New York has recorded 76,000 eviction filings since the COVID-19 outbreak in March of 2020. Eventually the end of this pandemic moratoria will bring many more. Not all are for nonpayment of rent, with causes including criminal activity and other bad behavior. Some tenants will eventually get long-delayed help from the federal rental-assistance program.
These factors do not detract from the return of the city’s perennial housing wars and a likely low vacancy rate.
Advocates will pressure Mayor-elect Eric Adams to respond by promising to subsidize yet more costly-to-build, cheap-to-rent housing.
The underlying problem remains the fundamental distortion caused by the city’s entrenched rent-stabilization system, which applies to over half of all rental units, more than 1 million apartments.

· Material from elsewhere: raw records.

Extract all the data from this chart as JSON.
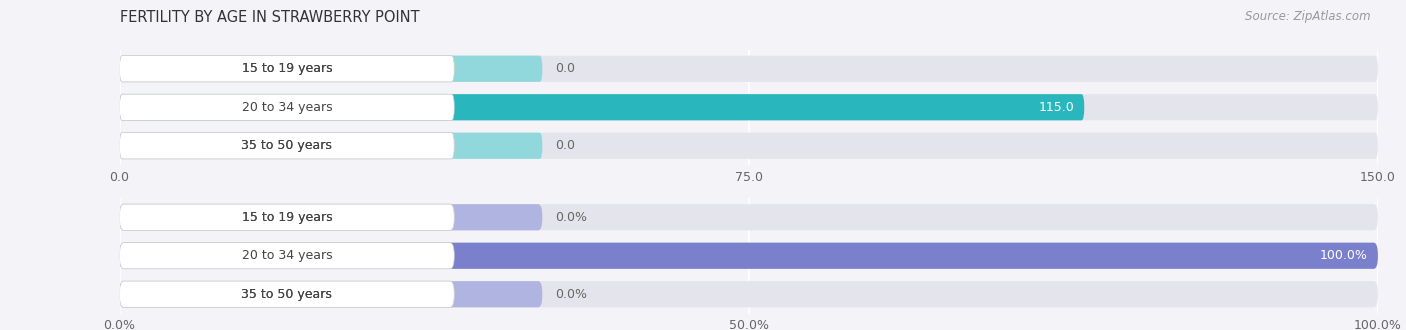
{
  "title": "FERTILITY BY AGE IN STRAWBERRY POINT",
  "source": "Source: ZipAtlas.com",
  "top_chart": {
    "categories": [
      "15 to 19 years",
      "20 to 34 years",
      "35 to 50 years"
    ],
    "values": [
      0.0,
      115.0,
      0.0
    ],
    "xlim": [
      0,
      150.0
    ],
    "xticks": [
      0.0,
      75.0,
      150.0
    ],
    "xtick_labels": [
      "0.0",
      "75.0",
      "150.0"
    ],
    "bar_color_main": "#29b6bc",
    "bar_color_light": "#90d8dc",
    "bar_bg_color": "#e4e4ec"
  },
  "bottom_chart": {
    "categories": [
      "15 to 19 years",
      "20 to 34 years",
      "35 to 50 years"
    ],
    "values": [
      0.0,
      100.0,
      0.0
    ],
    "xlim": [
      0,
      100.0
    ],
    "xticks": [
      0.0,
      50.0,
      100.0
    ],
    "xtick_labels": [
      "0.0%",
      "50.0%",
      "100.0%"
    ],
    "bar_color_main": "#7b80cc",
    "bar_color_light": "#b0b4e0",
    "bar_bg_color": "#e4e4ec"
  },
  "fig_bg_color": "#f4f4f8",
  "bar_height": 0.68,
  "label_fontsize": 9,
  "tick_fontsize": 9,
  "title_fontsize": 10.5,
  "source_fontsize": 8.5,
  "label_box_color": "#ffffff",
  "label_text_color": "#444444",
  "value_text_color_inside": "#ffffff",
  "value_text_color_outside": "#666666"
}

Tenants in rent-stabilized units have no incentive to move out, even when they no longer need as large an apartment as they occupy. If they’ve retired, they’re insulated from the housing costs that lead their suburban-homeowner counterparts to downsize and make way for younger families.

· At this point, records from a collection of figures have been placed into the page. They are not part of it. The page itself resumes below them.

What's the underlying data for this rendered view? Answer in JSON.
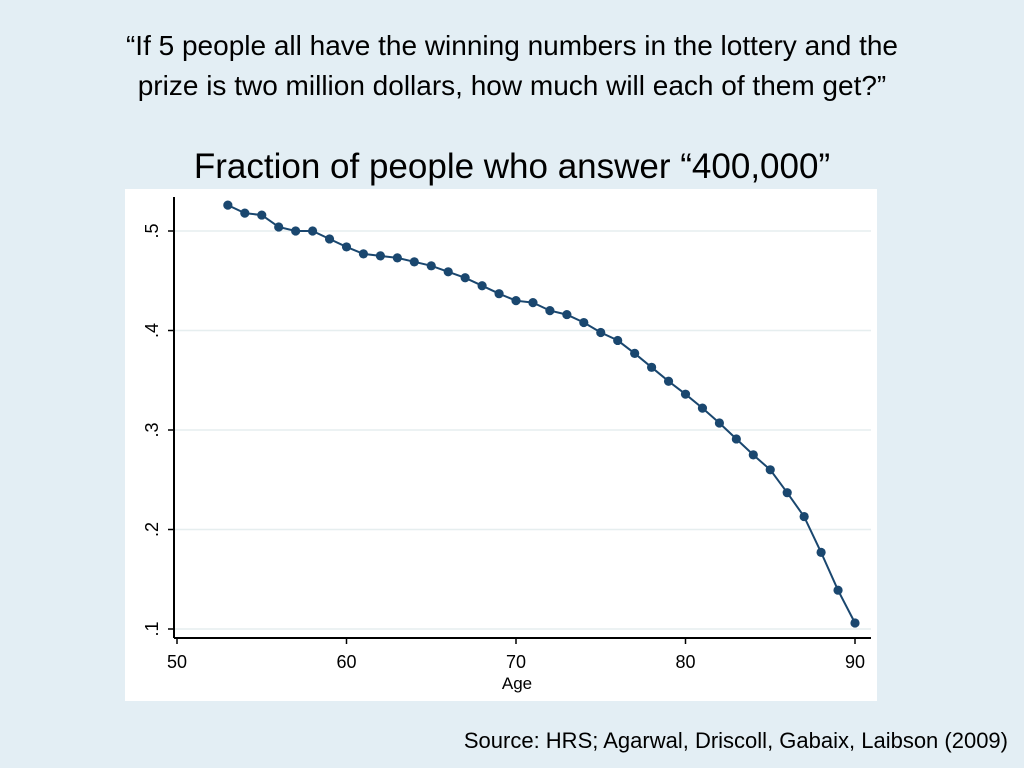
{
  "heading": {
    "line1": "“If 5 people all have the winning numbers in the lottery and the",
    "line2": "prize is two million dollars, how much will each of them get?”"
  },
  "source": "Source: HRS; Agarwal, Driscoll, Gabaix, Laibson (2009)",
  "colors": {
    "page_background": "#e3eef4",
    "plot_background": "#ffffff",
    "series": "#1a476f",
    "grid": "#e6eeef"
  },
  "chart_data": {
    "type": "line",
    "title": "Fraction of people who answer “400,000”",
    "xlabel": "Age",
    "ylabel": "",
    "xlim": [
      50,
      90
    ],
    "ylim": [
      0.1,
      0.53
    ],
    "x_ticks": [
      50,
      60,
      70,
      80,
      90
    ],
    "y_ticks": [
      0.1,
      0.2,
      0.3,
      0.4,
      0.5
    ],
    "y_tick_labels": [
      ".1",
      ".2",
      ".3",
      ".4",
      ".5"
    ],
    "grid": "horizontal",
    "markers": "filled circles",
    "x": [
      53,
      54,
      55,
      56,
      57,
      58,
      59,
      60,
      61,
      62,
      63,
      64,
      65,
      66,
      67,
      68,
      69,
      70,
      71,
      72,
      73,
      74,
      75,
      76,
      77,
      78,
      79,
      80,
      81,
      82,
      83,
      84,
      85,
      86,
      87,
      88,
      89,
      90
    ],
    "y": [
      0.526,
      0.518,
      0.516,
      0.504,
      0.5,
      0.5,
      0.492,
      0.484,
      0.477,
      0.475,
      0.473,
      0.469,
      0.465,
      0.459,
      0.453,
      0.445,
      0.437,
      0.43,
      0.428,
      0.42,
      0.416,
      0.408,
      0.398,
      0.39,
      0.377,
      0.363,
      0.349,
      0.336,
      0.322,
      0.307,
      0.291,
      0.275,
      0.26,
      0.237,
      0.213,
      0.177,
      0.139,
      0.106
    ]
  }
}
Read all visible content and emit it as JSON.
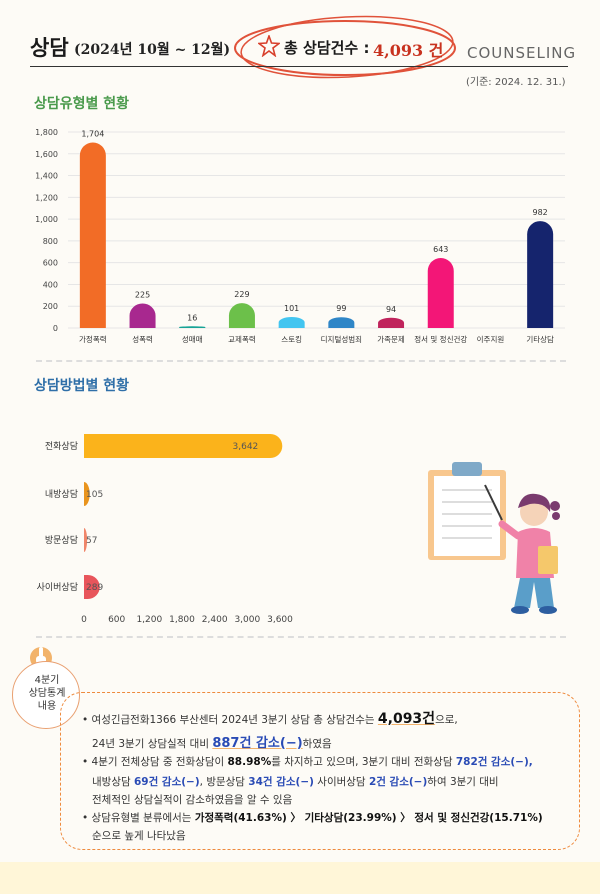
{
  "header": {
    "title": "상담",
    "period": "(2024년 10월 ~ 12월)",
    "total_label": "총 상담건수 :",
    "total_value": "4,093 건",
    "subtitle": "COUNSELING",
    "base_date": "(기준: 2024. 12. 31.)"
  },
  "section1_title": "상담유형별 현황",
  "section2_title": "상담방법별 현황",
  "colors": {
    "header_accent": "#c8321f",
    "section1": "#4a9a4c",
    "section2": "#2f6fa8",
    "summary_border": "#ee8a3d",
    "bar_horizontal": "#fbb31b"
  },
  "chart_data": [
    {
      "type": "bar",
      "categories": [
        "가정폭력",
        "성폭력",
        "성매매",
        "교제폭력",
        "스토킹",
        "디지털성범죄",
        "가족문제",
        "정서 및 정신건강",
        "이주지원",
        "기타상담"
      ],
      "values": [
        1704,
        225,
        16,
        229,
        101,
        99,
        94,
        643,
        0,
        982
      ],
      "value_labels": [
        "1,704",
        "225",
        "16",
        "229",
        "101",
        "99",
        "94",
        "643",
        "",
        "982"
      ],
      "colors": [
        "#f26c26",
        "#a8288f",
        "#17a396",
        "#6cc04a",
        "#43c5f0",
        "#2f86c7",
        "#c0245c",
        "#f31677",
        "#cccccc",
        "#15246d"
      ],
      "ylim": [
        0,
        1800
      ],
      "yticks": [
        "0",
        "200",
        "400",
        "600",
        "800",
        "1,000",
        "1,200",
        "1,400",
        "1,600",
        "1,800"
      ],
      "grid": true,
      "xlabel": "",
      "ylabel": ""
    },
    {
      "type": "bar",
      "orientation": "horizontal",
      "categories": [
        "전화상담",
        "내방상담",
        "방문상담",
        "사이버상담"
      ],
      "values": [
        3642,
        105,
        57,
        289
      ],
      "value_labels": [
        "3,642",
        "105",
        "57",
        "289"
      ],
      "colors": [
        "#fbb31b",
        "#e9941d",
        "#f0866a",
        "#e8555b"
      ],
      "xlim": [
        0,
        3800
      ],
      "xticks": [
        "0",
        "600",
        "1,200",
        "1,800",
        "2,400",
        "3,000",
        "3,600"
      ],
      "grid": false,
      "xlabel": "",
      "ylabel": ""
    }
  ],
  "summary": {
    "badge": [
      "4분기",
      "상담통계",
      "내용"
    ],
    "l1a": "• 여성긴급전화1366 부산센터 2024년 3분기 상담 총 상담건수는 ",
    "l1b": "4,093건",
    "l1c": "으로,",
    "l2a": "24년 3분기 상담실적 대비 ",
    "l2b": "887건 감소(−)",
    "l2c": "하였음",
    "l3a": "• 4분기 전체상담 중 전화상담이 ",
    "l3b": "88.98%",
    "l3c": "를 차지하고 있으며, 3분기 대비 전화상담 ",
    "l3d": "782건 감소(−),",
    "l4a": "내방상담 ",
    "l4b": "69건 감소(−)",
    "l4c": ", 방문상담 ",
    "l4d": "34건 감소(−)",
    "l4e": " 사이버상담 ",
    "l4f": "2건 감소(−)",
    "l4g": "하여 3분기 대비",
    "l5": "전체적인 상담실적이 감소하였음을 알 수 있음",
    "l6a": "• 상담유형별 분류에서는 ",
    "l6b": "가정폭력(41.63%) 〉 기타상담(23.99%) 〉 정서 및 정신건강(15.71%)",
    "l7": "순으로 높게 나타났음"
  }
}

The turnover story is starkly told in data. Some 23 percent of rent-stabilized tenants first moved in more than 20 years ago; for market-rate tenants, it’s just 7.1 percent. In core Manhattan, more than 35 percent of rent-stabilized tenants moved in more than two decades ago. Market-rate units are more crowded, with 16 percent more occupants. Twice as many rent-stabilized tenants are over 65.